Thursday, March 17, 2011

From pain to gratitude

Today, I felt the pain of rejection and it was hard. I know it's hard for everybody. But there are actually days that I forget that rejection and pain are hard. You know what I mean by hard--heavy heart, frowney face, teary eyes. Just plain hard. Sometimes I think that being committed to seeking integrity and service should be some kind of get-out-of-jail-free card for the feelings that pull me down.

And then I'm reminded...being self-aware, surrounded by support and committed to growth doesn't make pain go away. It just gives me more choices on how to respond to the pain.

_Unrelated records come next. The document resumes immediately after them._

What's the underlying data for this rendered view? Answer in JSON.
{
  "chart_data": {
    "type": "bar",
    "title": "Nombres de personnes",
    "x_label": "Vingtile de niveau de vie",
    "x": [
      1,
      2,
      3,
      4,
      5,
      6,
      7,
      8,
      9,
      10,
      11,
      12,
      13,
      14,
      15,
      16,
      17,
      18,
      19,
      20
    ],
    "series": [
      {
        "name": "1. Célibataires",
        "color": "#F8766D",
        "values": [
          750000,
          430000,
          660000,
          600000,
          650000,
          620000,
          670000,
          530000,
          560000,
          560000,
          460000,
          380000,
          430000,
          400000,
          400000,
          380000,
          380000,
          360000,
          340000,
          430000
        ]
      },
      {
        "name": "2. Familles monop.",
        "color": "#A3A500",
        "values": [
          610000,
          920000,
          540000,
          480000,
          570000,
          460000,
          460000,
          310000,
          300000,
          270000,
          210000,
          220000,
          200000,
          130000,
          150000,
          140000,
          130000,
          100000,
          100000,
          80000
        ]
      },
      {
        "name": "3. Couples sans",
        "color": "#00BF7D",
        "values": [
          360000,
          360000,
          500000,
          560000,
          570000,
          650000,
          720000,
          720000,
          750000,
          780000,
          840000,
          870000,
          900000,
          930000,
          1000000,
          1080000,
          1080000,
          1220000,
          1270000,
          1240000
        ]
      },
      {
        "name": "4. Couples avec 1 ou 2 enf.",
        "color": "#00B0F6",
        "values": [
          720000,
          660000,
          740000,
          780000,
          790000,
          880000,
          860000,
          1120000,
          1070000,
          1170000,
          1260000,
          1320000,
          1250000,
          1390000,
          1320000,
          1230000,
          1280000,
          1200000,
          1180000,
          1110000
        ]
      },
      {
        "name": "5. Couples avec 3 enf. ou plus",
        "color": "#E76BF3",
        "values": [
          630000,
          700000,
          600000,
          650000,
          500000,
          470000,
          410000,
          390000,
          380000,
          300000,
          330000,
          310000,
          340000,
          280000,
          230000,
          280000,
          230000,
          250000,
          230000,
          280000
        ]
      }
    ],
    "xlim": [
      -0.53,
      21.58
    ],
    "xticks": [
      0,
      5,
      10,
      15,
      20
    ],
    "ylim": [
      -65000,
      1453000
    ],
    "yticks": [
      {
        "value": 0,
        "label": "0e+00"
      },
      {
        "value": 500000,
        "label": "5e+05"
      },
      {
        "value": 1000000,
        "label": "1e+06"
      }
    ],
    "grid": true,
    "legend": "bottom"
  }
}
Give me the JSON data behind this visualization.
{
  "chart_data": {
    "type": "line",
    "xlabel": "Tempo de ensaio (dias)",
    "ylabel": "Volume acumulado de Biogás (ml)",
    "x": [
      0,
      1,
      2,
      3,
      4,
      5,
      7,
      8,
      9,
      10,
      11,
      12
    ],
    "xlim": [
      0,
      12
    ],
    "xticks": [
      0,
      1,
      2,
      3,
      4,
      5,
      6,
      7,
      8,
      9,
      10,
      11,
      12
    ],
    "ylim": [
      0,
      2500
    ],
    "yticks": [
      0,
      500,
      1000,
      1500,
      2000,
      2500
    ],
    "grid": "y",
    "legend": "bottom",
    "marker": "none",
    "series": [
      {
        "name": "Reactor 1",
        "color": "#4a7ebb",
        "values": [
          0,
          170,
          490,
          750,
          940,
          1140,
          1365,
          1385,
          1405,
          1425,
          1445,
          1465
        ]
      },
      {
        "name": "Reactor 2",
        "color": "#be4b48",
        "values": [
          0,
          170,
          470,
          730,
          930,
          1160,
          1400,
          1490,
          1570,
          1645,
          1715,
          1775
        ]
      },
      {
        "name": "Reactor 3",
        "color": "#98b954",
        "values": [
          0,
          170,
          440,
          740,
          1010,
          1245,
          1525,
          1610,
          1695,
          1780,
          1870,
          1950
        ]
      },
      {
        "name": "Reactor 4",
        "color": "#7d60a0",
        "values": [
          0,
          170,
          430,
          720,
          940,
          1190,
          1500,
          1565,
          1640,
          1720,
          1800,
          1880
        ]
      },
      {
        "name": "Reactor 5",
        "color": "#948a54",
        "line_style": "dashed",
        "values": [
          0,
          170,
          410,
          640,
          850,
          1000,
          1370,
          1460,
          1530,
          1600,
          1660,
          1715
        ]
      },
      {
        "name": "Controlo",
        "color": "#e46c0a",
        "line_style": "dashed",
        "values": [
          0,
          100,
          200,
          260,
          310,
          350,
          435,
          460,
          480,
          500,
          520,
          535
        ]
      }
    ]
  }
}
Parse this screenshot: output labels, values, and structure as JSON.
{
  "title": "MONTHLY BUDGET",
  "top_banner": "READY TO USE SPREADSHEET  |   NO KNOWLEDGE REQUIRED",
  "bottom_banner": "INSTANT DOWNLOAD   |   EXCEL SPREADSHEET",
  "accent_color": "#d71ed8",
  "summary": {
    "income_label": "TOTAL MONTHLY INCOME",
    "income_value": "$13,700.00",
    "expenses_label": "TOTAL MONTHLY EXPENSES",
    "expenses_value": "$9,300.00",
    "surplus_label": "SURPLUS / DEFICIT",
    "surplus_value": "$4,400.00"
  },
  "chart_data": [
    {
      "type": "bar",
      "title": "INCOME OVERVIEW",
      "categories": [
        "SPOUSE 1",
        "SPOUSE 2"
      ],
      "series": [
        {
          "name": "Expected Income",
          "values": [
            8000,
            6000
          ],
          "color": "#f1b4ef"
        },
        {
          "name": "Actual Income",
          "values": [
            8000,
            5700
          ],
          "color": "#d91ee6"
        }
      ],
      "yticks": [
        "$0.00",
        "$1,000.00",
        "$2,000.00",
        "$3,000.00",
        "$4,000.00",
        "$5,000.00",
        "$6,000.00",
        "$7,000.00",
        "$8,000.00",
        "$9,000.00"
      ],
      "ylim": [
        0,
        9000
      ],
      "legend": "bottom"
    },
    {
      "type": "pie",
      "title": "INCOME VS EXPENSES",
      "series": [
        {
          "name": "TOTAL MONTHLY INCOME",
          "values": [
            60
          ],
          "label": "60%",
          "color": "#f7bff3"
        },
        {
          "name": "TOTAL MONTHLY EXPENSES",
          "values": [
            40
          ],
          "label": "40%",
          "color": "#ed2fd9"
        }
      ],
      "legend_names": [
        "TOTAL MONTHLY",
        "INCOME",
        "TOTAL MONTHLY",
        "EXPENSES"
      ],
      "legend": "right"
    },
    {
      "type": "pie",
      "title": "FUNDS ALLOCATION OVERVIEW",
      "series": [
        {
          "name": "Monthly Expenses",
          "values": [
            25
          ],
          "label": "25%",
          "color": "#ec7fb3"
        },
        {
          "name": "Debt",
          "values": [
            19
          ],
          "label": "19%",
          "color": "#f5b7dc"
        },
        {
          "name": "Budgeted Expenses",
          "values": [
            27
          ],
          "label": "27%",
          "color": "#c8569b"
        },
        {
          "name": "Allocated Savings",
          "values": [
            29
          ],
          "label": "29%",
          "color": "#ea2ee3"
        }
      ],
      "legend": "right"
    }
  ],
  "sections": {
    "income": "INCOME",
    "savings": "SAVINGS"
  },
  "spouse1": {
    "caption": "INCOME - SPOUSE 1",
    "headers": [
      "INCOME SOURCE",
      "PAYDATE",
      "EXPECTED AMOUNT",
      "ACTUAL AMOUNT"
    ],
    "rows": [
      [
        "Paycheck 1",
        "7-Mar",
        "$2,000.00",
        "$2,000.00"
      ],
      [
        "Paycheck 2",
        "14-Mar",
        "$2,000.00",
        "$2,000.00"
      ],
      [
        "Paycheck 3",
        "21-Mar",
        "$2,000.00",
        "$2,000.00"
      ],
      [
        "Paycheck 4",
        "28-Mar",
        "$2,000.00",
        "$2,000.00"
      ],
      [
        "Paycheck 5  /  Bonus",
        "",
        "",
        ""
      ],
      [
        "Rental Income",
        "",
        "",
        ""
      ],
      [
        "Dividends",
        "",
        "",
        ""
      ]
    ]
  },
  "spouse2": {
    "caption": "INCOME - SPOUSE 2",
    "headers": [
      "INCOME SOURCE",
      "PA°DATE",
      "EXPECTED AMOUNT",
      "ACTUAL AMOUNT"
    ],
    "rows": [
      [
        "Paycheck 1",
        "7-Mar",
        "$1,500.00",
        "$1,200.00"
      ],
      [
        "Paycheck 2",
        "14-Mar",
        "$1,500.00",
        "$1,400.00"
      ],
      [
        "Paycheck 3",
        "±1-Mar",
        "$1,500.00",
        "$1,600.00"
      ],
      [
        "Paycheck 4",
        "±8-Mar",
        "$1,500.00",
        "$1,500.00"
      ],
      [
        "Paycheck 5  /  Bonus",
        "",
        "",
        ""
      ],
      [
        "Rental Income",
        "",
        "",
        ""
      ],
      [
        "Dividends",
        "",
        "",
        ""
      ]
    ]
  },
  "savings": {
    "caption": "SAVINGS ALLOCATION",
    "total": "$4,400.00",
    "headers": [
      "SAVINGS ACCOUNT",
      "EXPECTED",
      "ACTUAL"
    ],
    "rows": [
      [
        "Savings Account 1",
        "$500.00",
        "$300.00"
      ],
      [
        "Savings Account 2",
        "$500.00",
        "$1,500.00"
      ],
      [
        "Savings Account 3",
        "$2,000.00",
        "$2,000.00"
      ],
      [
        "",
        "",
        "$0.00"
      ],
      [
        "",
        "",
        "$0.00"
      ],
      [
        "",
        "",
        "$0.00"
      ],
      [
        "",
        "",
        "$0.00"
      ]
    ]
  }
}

Here are some choices I made in response to the pain I feel today:

1) Talked with some supportive, encouraging friends
2) Wrote about the ways certain choices I made helped contribute to things not working out the way I wanted and then read this writing to a friend. (This was painful but liberating. It soothed the little girl inside me and got me more focused on how to grow.)
3) Got some good work done. (Funny how when I attend to business I've been putting off, strains on the heart tend to soften.)
4) Made delicious, healthy meals
5) Took a really luxurious nap

Here are some things I chose NOT to do:

1) Hide from my feelings
2) Eat unhealthy food
3) Call unsupportive people
4) Argue with the person I felt rejected by

All in all, a beautiful day. Not because life was easy today. It was not. But because I chose to treat myself with love and make choices from grace and dignity.

Wow, I can honestly say I'm deeply grateful for today.